- Totally handwired (turret)
- Two independent channels
- Two inputs per channel
- Channel controls for volume, bass, treble
- Master presence control
- 50 watt head
- Solid state rectified
- Speaker, external speaker outs
- All tube: 12ax7 preamp section, 6l6 power tubes
Piece of cake. Plug in, set two tone controls and volume, and you are set. No channel switching, no master volume, no BS to deal with, just pure vintage Fender circuitry. Each channel is totally independent, so you can plug in multiple instruments/vocals without getting canceling or noise issues. Each channel has two inputs, input 2 has a bit of a gain pad on it. It isn’t too heavy like most Fender heads, and is pretty much indestructible. I’ve seen these fall down stairs without any damage save the tubes. They are pretty old, so know that tubes and filter caps may need to be replaced. The amp reacts beautifully to pretty much any pedal I’ve used with it, though there is obviously not an effects loop.
Pure bliss. It really is just the perfect blues amp. Very warm and round cleans, with just the right amount of grit when you dig in. When you can plug in to an amp and get a killer sound without any twiddling, you know you’re on to a keeper. That’s what this is. Great tone on just about any settings with every guitar I’ve run through it. The true presence control is a really fantastic feature that dials high end and sparkle back into the amp, and a much more useful control than the bright switches in later black and silverface models. These came stock with solid state rectifiers, so are less spongy and saggy. I’ve had a tube rectifier modded into mine which is pretty easy and nonintrusive, but that’s all personal preference.
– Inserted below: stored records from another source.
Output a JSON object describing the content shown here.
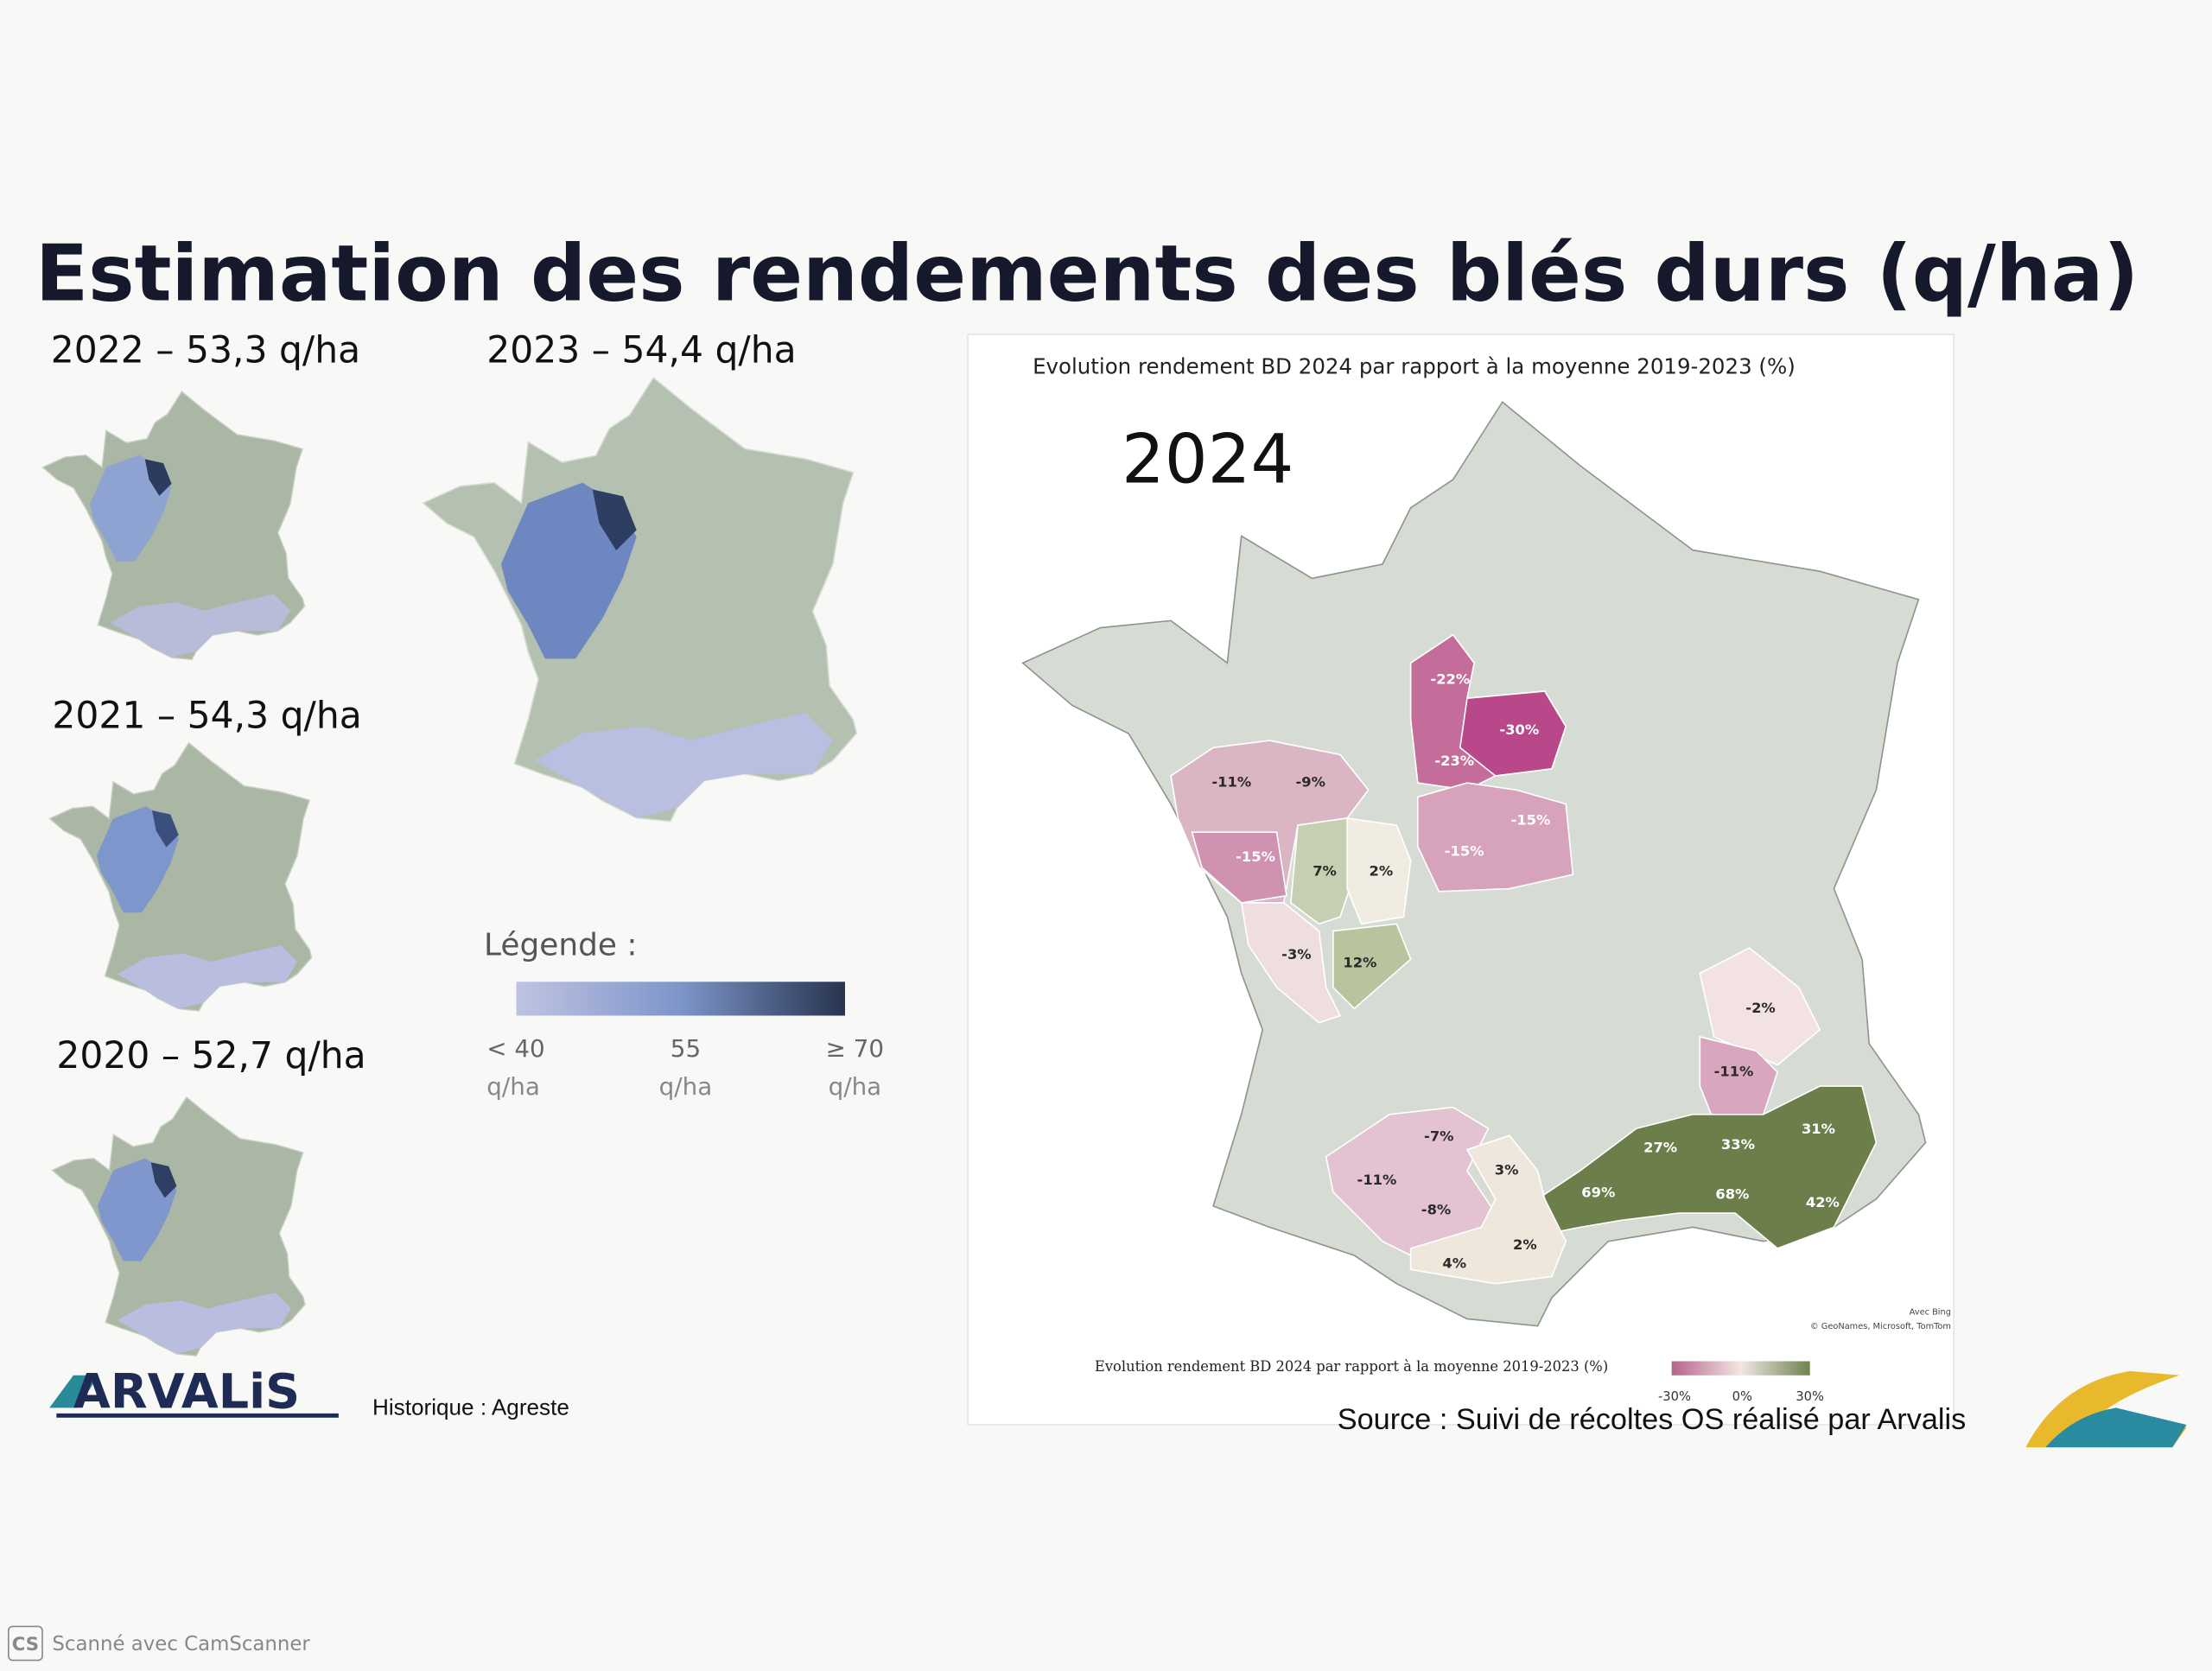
{
  "title": "Estimation des rendements des blés durs (q/ha)",
  "history": [
    {
      "label": "2022 – 53,3 q/ha"
    },
    {
      "label": "2023 – 54,4 q/ha"
    },
    {
      "label": "2021 – 54,3 q/ha"
    },
    {
      "label": "2020 – 52,7 q/ha"
    }
  ],
  "legend": {
    "title": "Légende :",
    "ticks": [
      {
        "text": "< 40",
        "unit": "q/ha"
      },
      {
        "text": "55",
        "unit": "q/ha"
      },
      {
        "text": "≥ 70",
        "unit": "q/ha"
      }
    ]
  },
  "map_2024": {
    "subtitle": "Evolution rendement BD 2024 par rapport à la moyenne 2019-2023 (%)",
    "year": "2024",
    "regions": [
      "-22%",
      "-30%",
      "-23%",
      "-15%",
      "-15%",
      "-11%",
      "-9%",
      "-15%",
      "7%",
      "2%",
      "-3%",
      "12%",
      "-2%",
      "-11%",
      "-7%",
      "-11%",
      "3%",
      "-8%",
      "4%",
      "2%",
      "69%",
      "27%",
      "33%",
      "31%",
      "68%",
      "42%"
    ],
    "attribution": [
      "Avec Bing",
      "© GeoNames, Microsoft, TomTom"
    ],
    "scale": {
      "title": "Evolution rendement BD 2024 par rapport à la moyenne 2019-2023 (%)",
      "ticks": [
        "-30%",
        "0%",
        "30%"
      ]
    }
  },
  "logo": "ARVALiS",
  "history_source": "Historique : Agreste",
  "source": "Source : Suivi de récoltes OS réalisé par Arvalis",
  "scanner": {
    "badge": "CS",
    "text": "Scanné avec CamScanner"
  }
}
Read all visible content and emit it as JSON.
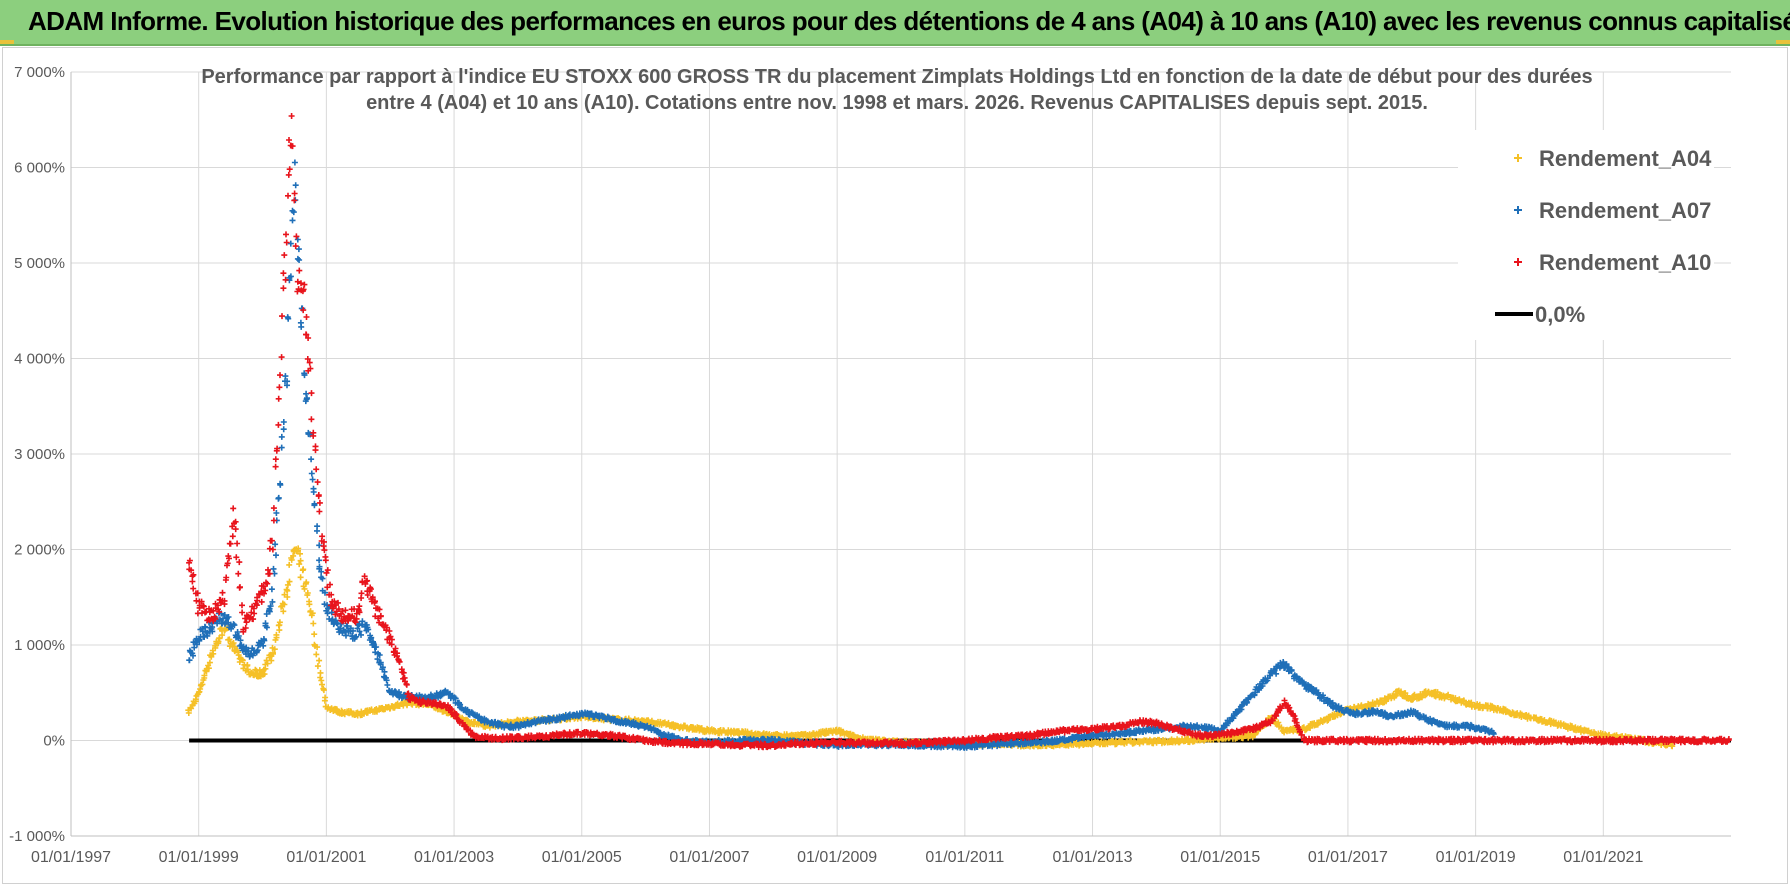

If you can find one of these at a decent price, hold on to it. The blonde head was a transitional model between the tweed 4x10 and the blackface head, only made for a few years (mine is a ’63). It is somewhat of a sleeper model, though steadily gaining in popularity. Blonde Bassmans (men?) aren’t quite as expensive as other amps from that era. If you still find it out of your price range, the black face era amps are excellent, and run in the range of 5-600 USD. Another option is the Bassman channel on the newer production super-sonic.
This is my favorite amp for warm cleans, and I recommend it highly.
The Fender Bassman Amp Blonde 1963 is a tube based bass guitar amplifier head. It has two channels - one that is labeled 'bass instrument' and one is 'normal', even though both are designed for bass guitar. Each channel has two 1/4 inch inputs and there is a connection in the back to send the head to a bass cabinet. It also has both a power switch and stand by switch in the back.
The make up of the Fender Bassman Amp Blonde 1963 isn't too hard to get accustomed to as it has somewhat standard parameters. Each channel has knobs for volume, treble, and bass, and there is also a presence knob all the way on the right that applies to both of the channels. As you can probably tell, this is just about as basic as parameters as it gets when it comes to an amp, but in this case it is definitely enough as the amp sounds great even before you tweak. Since this is a vintage amp, the manual is long gone but it is easy enough to use that you don't need one.
The sounds that you get with the Fender Bassman Amp Blonde 1963 are pretty incredible. You can get a really full sound regardless of what cabinet you are using and even sounds great if you only use the amp head for recording. Even though there aren't a ton of parameters, volume, treble, bass and presence are really all that you need because this amp has a great inherent tone. I wouldn't recommend using this for anything other than bass guitar, although I know that some people use this for guitar. You get a really full bass tone while using this amp head and it should be used for that and nothing else.
I only recently got the chance to use the Fender Bassman Amp Blonde 1963 and I'm really glad that I am now able to use it as it is truly a great sounding bass guitar amp. I have only used it for recording but it is suitable for any sort of use. Since this is a vintage amp they aren't cheap and while I wouldn't say that they are hard to come by, you will have to do a bit of searching to get one in good shape. If you are looking for one of the better bass guitar amp heads made, the Fender Bassman Amp Blonde 1963 is a great place to start.